从零实现kaggle房价预测

原创已于 2024-10-28 23:48:19 修改 · 719 阅读

12 ·

CC 4.0 BY-SA版权

文章标签：

#人工智能 #pytorch #python

于 2024-10-28 23:46:12 首次发布

部署运行你感兴趣的模型镜像

本文开始前要求你得掌握基本python语法和具备一定的深度学习理论，完整源代码在文章末尾

1、下载数据集

首先大家先注册好kaggle账号，并找到房价预测的比赛，下面的是对应的网址https://www.kaggle.com/competitions/house-prices-advanced-regression-techniques/overview

找到data下的test.csv和train.csv并下载到你project包的data包内

2、数据预处理

先导入必要的一些包

import numpy as np
import pandas as pd
import torch
from torch import nn
from d2l import torch as d2l

先用两个变量接收训练集和测试集，然后再把两个集合的特征提取出来进行操作。主要是将特征归一化，用特征减去均值再除以标准差，得到一个服从正态分布（0，1）的特征集；然后将特征里的缺失值置为0，方便后面计算；最后处理非数值型的特征，调用pandas的get_dummies()方法将其转化为独热编码。

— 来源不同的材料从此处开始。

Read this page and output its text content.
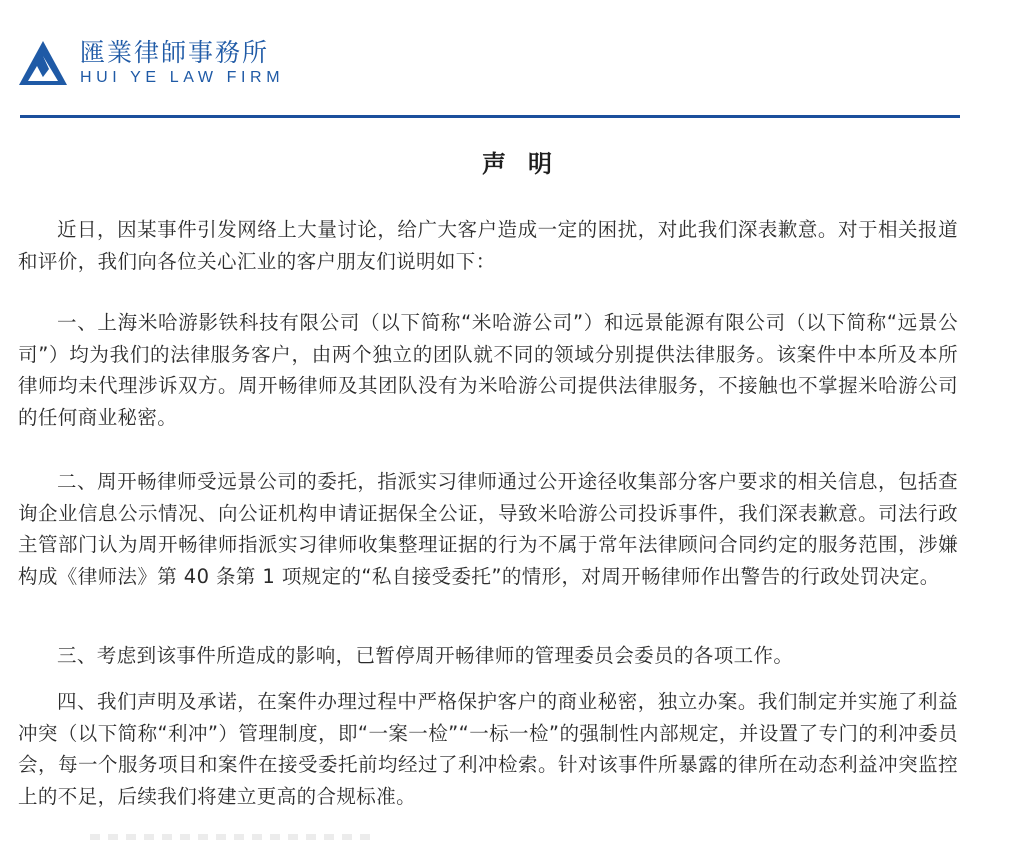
匯業律師事務所
HUI YE LAW FIRM
声明

近日，因某事件引发网络上大量讨论，给广大客户造成一定的困扰，对此我们深表歉意。对于相关报道和评价，我们向各位关心汇业的客户朋友们说明如下：

一、上海米哈游影铁科技有限公司（以下简称“米哈游公司”）和远景能源有限公司（以下简称“远景公司”）均为我们的法律服务客户，由两个独立的团队就不同的领域分别提供法律服务。该案件中本所及本所律师均未代理涉诉双方。周开畅律师及其团队没有为米哈游公司提供法律服务，不接触也不掌握米哈游公司的任何商业秘密。

二、周开畅律师受远景公司的委托，指派实习律师通过公开途径收集部分客户要求的相关信息，包括查询企业信息公示情况、向公证机构申请证据保全公证，导致米哈游公司投诉事件，我们深表歉意。司法行政主管部门认为周开畅律师指派实习律师收集整理证据的行为不属于常年法律顾问合同约定的服务范围，涉嫌构成《律师法》第 40 条第 1 项规定的“私自接受委托”的情形，对周开畅律师作出警告的行政处罚决定。

三、考虑到该事件所造成的影响，已暂停周开畅律师的管理委员会委员的各项工作。

四、我们声明及承诺，在案件办理过程中严格保护客户的商业秘密，独立办案。我们制定并实施了利益冲突（以下简称“利冲”）管理制度，即“一案一检”“一标一检”的强制性内部规定，并设置了专门的利冲委员会，每一个服务项目和案件在接受委托前均经过了利冲检索。针对该事件所暴露的律所在动态利益冲突监控上的不足，后续我们将建立更高的合规标准。
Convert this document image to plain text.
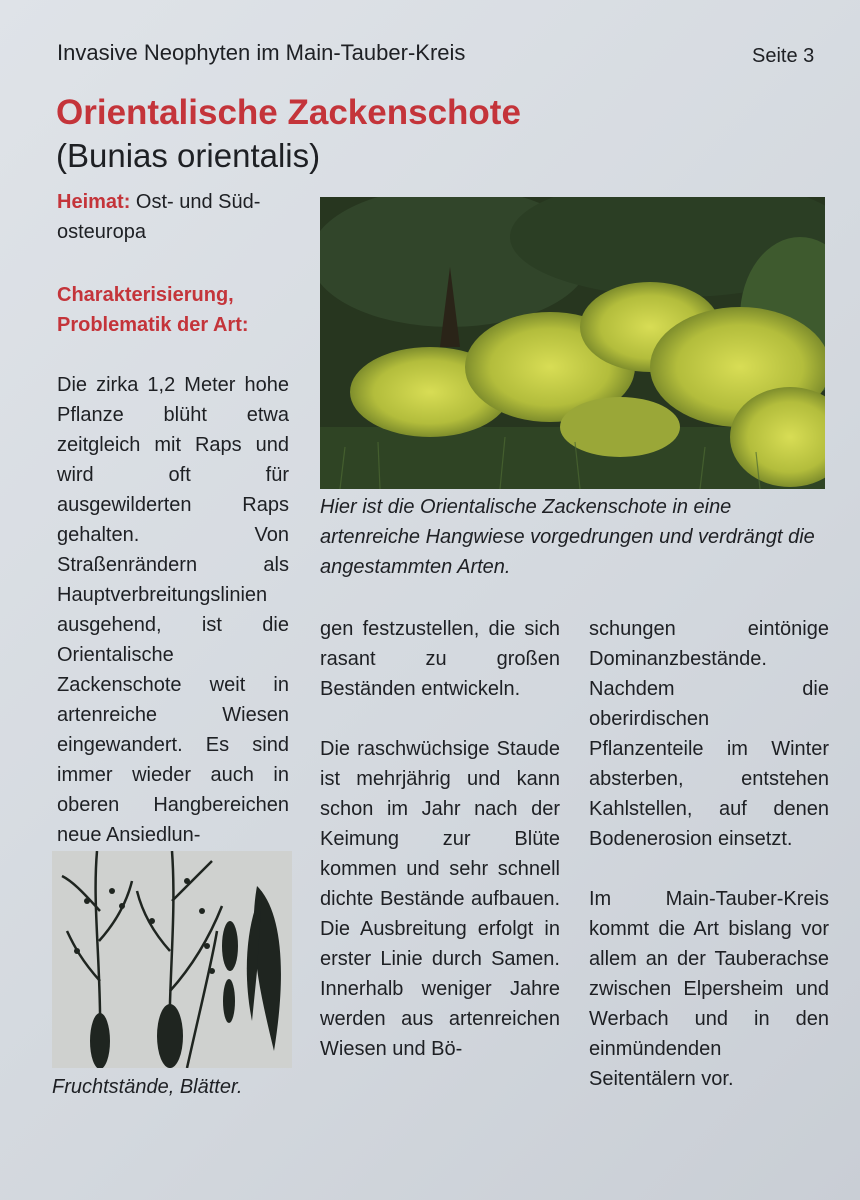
Invasive Neophyten im Main-Tauber-Kreis	Seite 3
Orientalische Zackenschote
(Bunias orientalis)

Heimat: Ost- und Süd-osteuropa

Charakterisierung, Problematik der Art:

Die zirka 1,2 Meter hohe Pflanze blüht etwa zeitgleich mit Raps und wird oft für ausgewilderten Raps gehalten. Von Straßenrändern als Hauptverbreitungslinien ausgehend, ist die Orientalische Zackenschote weit in artenreiche Wiesen eingewandert. Es sind immer wieder auch in oberen Hangbereichen neue Ansiedlun-

Fruchtstände, Blätter.
Hier ist die Orientalische Zackenschote in eine artenreiche Hangwiese vorgedrungen und verdrängt die angestammten Arten.

gen festzustellen, die sich rasant zu großen Beständen entwickeln.

Die raschwüchsige Staude ist mehrjährig und kann schon im Jahr nach der Keimung zur Blüte kommen und sehr schnell dichte Bestände aufbauen. Die Ausbreitung erfolgt in erster Linie durch Samen. Innerhalb weniger Jahre werden aus artenreichen Wiesen und Bö-

schungen eintönige Dominanzbestände. Nachdem die oberirdischen Pflanzenteile im Winter absterben, entstehen Kahlstellen, auf denen Bodenerosion einsetzt.

Im Main-Tauber-Kreis kommt die Art bislang vor allem an der Tauberachse zwischen Elpersheim und Werbach und in den einmündenden Seitentälern vor.
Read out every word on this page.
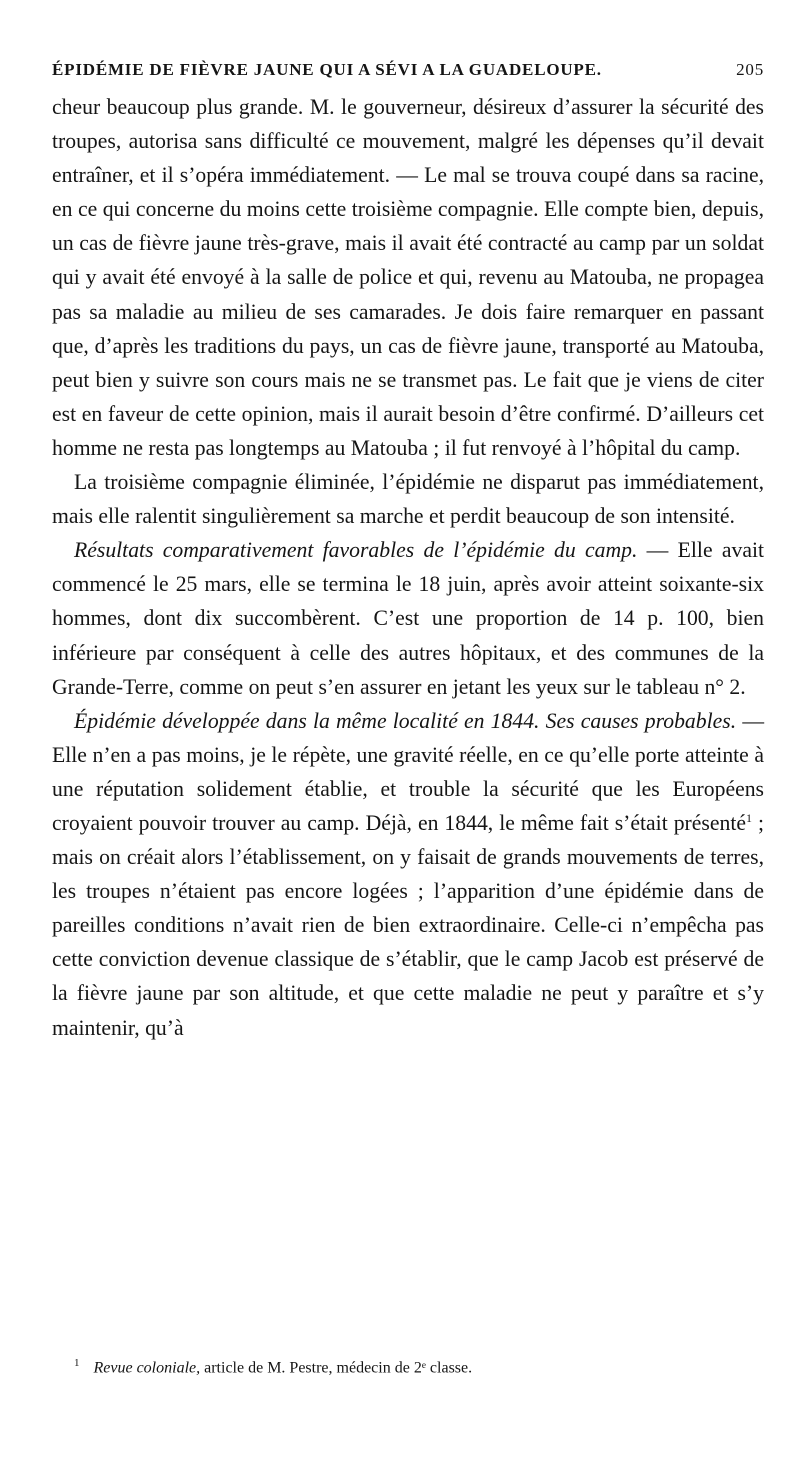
ÉPIDÉMIE DE FIÈVRE JAUNE QUI A SÉVI A LA GUADELOUPE.	205

cheur beaucoup plus grande. M. le gouverneur, désireux d’assurer la sécurité des troupes, autorisa sans difficulté ce mouvement, malgré les dépenses qu’il devait entraîner, et il s’opéra immédiatement. — Le mal se trouva coupé dans sa racine, en ce qui concerne du moins cette troisième compagnie. Elle compte bien, depuis, un cas de fièvre jaune très-grave, mais il avait été contracté au camp par un soldat qui y avait été envoyé à la salle de police et qui, revenu au Matouba, ne propagea pas sa maladie au milieu de ses camarades. Je dois faire remarquer en passant que, d’après les traditions du pays, un cas de fièvre jaune, transporté au Matouba, peut bien y suivre son cours mais ne se transmet pas. Le fait que je viens de citer est en faveur de cette opinion, mais il aurait besoin d’être confirmé. D’ailleurs cet homme ne resta pas longtemps au Matouba ; il fut renvoyé à l’hôpital du camp.

La troisième compagnie éliminée, l’épidémie ne disparut pas immédiatement, mais elle ralentit singulièrement sa marche et perdit beaucoup de son intensité.

Résultats comparativement favorables de l’épidémie du camp. — Elle avait commencé le 25 mars, elle se termina le 18 juin, après avoir atteint soixante-six hommes, dont dix succombèrent. C’est une proportion de 14 p. 100, bien inférieure par conséquent à celle des autres hôpitaux, et des communes de la Grande-Terre, comme on peut s’en assurer en jetant les yeux sur le tableau n° 2.

Épidémie développée dans la même localité en 1844. Ses causes probables. — Elle n’en a pas moins, je le répète, une gravité réelle, en ce qu’elle porte atteinte à une réputation solidement établie, et trouble la sécurité que les Européens croyaient pouvoir trouver au camp. Déjà, en 1844, le même fait s’était présenté$^1$ ; mais on créait alors l’établissement, on y faisait de grands mouvements de terres, les troupes n’étaient pas encore logées ; l’apparition d’une épidémie dans de pareilles conditions n’avait rien de bien extraordinaire. Celle-ci n’empêcha pas cette conviction devenue classique de s’établir, que le camp Jacob est préservé de la fièvre jaune par son altitude, et que cette maladie ne peut y paraître et s’y maintenir, qu’à

$^1$ Revue coloniale, article de M. Pestre, médecin de 2ᵉ classe.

处理完特征之后，就可以转为tensor张量的类型方便后面训练模型，从而得到train_features, train_labels, test_features三个张量

train_data = pd.read_csv('data/train.csv')
test_data = pd.read_csv('data/test.csv')

# print(train_data.iloc[0:4, [0, 1, 2, 3, -3, -2, -1]])
all_features = pd.concat((train_data.iloc[:, 1:-1], test_data.iloc[:, 1, ]))
# 数据预处理
numeric_features = all_features.dtypes[all_features.dtypes != 'object'].index
all_features[numeric_features] = all_features[numeric_features].apply(
    lambda x: (x - x.mean()) / (x.std())
)
# 在标准化之后，所有数据都意味着消失，因此我们可以将缺失值na设置为0
all_features[numeric_features] = all_features[numeric_features].fillna(0)
# 处理离散值,比如MSZoning包含值RL和RM，通过调用pandas的方法get_dummies创建MSZoning_RL和MSZoningRM，分别设置为1，0，这个就叫独热编码
all_features = pd.get_dummies(all_features, dummy_na=True)
# print(all_features.shape)
# 将特征转换为张量用于训练,通过values属性可以从pandas格式先转化为numpy，再转化为tensor
n_train = train_data.shape[0]  # 行数
train_features = torch.tensor(
    all_features[:n_train].values, dtype=torch.float32)
train_labels = torch.tensor(
    train_data.SalePrice.values.reshape(-1, 1), dtype=torch.float32)
test_features = torch.tensor(
    all_features[n_train:].values, dtype=torch.float32)

三、训练模型

训练模型首先要定义loss函数，网络模型，评估模型的函数

loss = nn.MSELoss()
in_features = train_features.shape[1]  # 列数


def get_net():
    net = nn.Sequential(
        nn.Linear(in_features, 1)
    )
    return net


def log_rmse(net, features, labels):
    # 将net(features)的输出限制在1和正无穷之间,确保log大于0
    clipped_preds = torch.clamp(net(features), 1, float('inf'))
    rmse = torch.sqrt(loss(torch.log(clipped_preds), torch.log(labels)))
    return rmse.item()

接着就是定义训练模型函数，从而计算出训练集和测试集的损失误差，先将训练集的特征和标签分成batch_size大小的几组张量，在定义优化器（此处使用Adam优化器），然后开始训练模型（一共训练num_epochs次），训练过程就是先置梯度为0->forward传递计算loss->反向传播更新权重，每完成一次就将算出来的误差添加到后面，最后返回两个集合的误差。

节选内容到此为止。